Une impression étrange : comme si je parcourais en 3D le résultat d’une recherche internet sur art contemporain amour. Pourtant, à la décharge de Bozar, une telle recherche n’aboutirait jamais à une sélection aussi pointue, aussi qualitative.
Mais tout de même, il y en a beaucoup.
Je déambule dans les salles, explorant l’exposition comme on swipe sur Tinder, à la recherche de mes matchs. Peut-être est-ce l’effet de la quantité : cette surabondance ne m’invite pas à ralentir, à m’attarder. Je ressens des attirances, fugaces. Puis, soudain, un coup de foudre.
[Est-ce que le fait d’avoir un coup foudre indique que l’exposition est un succès? Je ne suis pas sûre. Je n’ai pas l’impression d’avoir pu - n’y eu l’envie - de donner une chance à toutes les oeuvres. Vu l’abondance je suis allée vers ce que j’aime (déjà?) et le but d’une expo sur l’amour n’est peut-être pas d’encourager la fidélité]
Retour à mon grand amour.
VALIE EXPORT, HAUCHTEXT : LIEBESGEDICHT (Poème d’amour), 1970
Une vidéo de 2 minutes 24. L’artiste me fait face. Gros plan : son buste se penche, elle souffle sur une plaque de verre, qui fusionne avec l’écran d’une télévision (modèle ancien). Valie Export ne croise pas mon regard. Elle est absorbée. Elle écrit des mots d’amour (Ich Liebe Dich?) avec son souffle sur la vitre.
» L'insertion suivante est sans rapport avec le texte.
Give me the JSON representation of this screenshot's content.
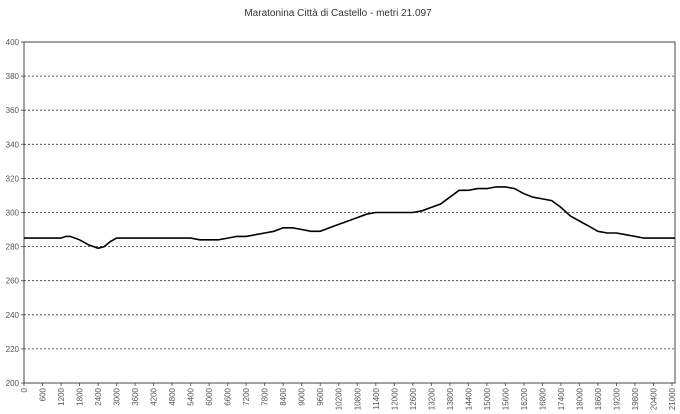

Mais ce n’est pas un souffle léger, superficiel. Pas un souffle qui naît dans la bouche. C’est un souffle profond qui part des entrailles, et peut-être de plus loin encore. Un souffle qui demande des pauses, pour reprendre son souffle, pour humecter ses lèvres. Un souffle qui mobilise tout le corps, transformant la bouche en un orifice parfaitement rond. Au fur et à mesure de cette écriture exhalée, le buste se penche, le regard se perd, les yeux louchent, parfois. Le son, dans ce qu’il a d’épuisement et de souffrance, est sexuel. Excitant.
Une communication sensorielle, portée par cette vidéo en noir et blanc. De chaque cellule de Valie Export émane le désir, et mes cellules désirent ce désir. Une part intime s'élance hors de moi dans ce souffle chaud. Mon cerveau vacille, conquis par cette corporalité. Pas dans une opposition pensée/bestialité, mais dans une union organique : comme si le sang affluait, amollissant les contours de mon esprit, le rendant plus souple, plus sensible. Plus vivant.
Qu’une vidéo puisse me faire un tel effet m’interroge. Je pense que le son y est pour beaucoup. L’écoutant avec un casque, je suis isolée avec mes sensations comme dans la cabine d’un Eros Center germanique. Le désir amoureux est-il lié à une forme de prostitution ? de don de soi? de voyeurisme?
Mais est-ce que cette déclaration est nécessairement d’ordre amoureux? Cyriaque Villemaux me fait remarquer que le souffle peut aussi rappeler celui de l’accouchement. C’est intéressant cette idée du corps qui accouche de l’amour à travers le souffle, la bouche et non par les mots.
Un autre point de vue sur la corporalité. Où le regard ne se porte pas sur l’autre, ou sur la rencontre des corps mais sur des sensations personnelles et intimes. Quand l’amour fait remonter nos tréfonds.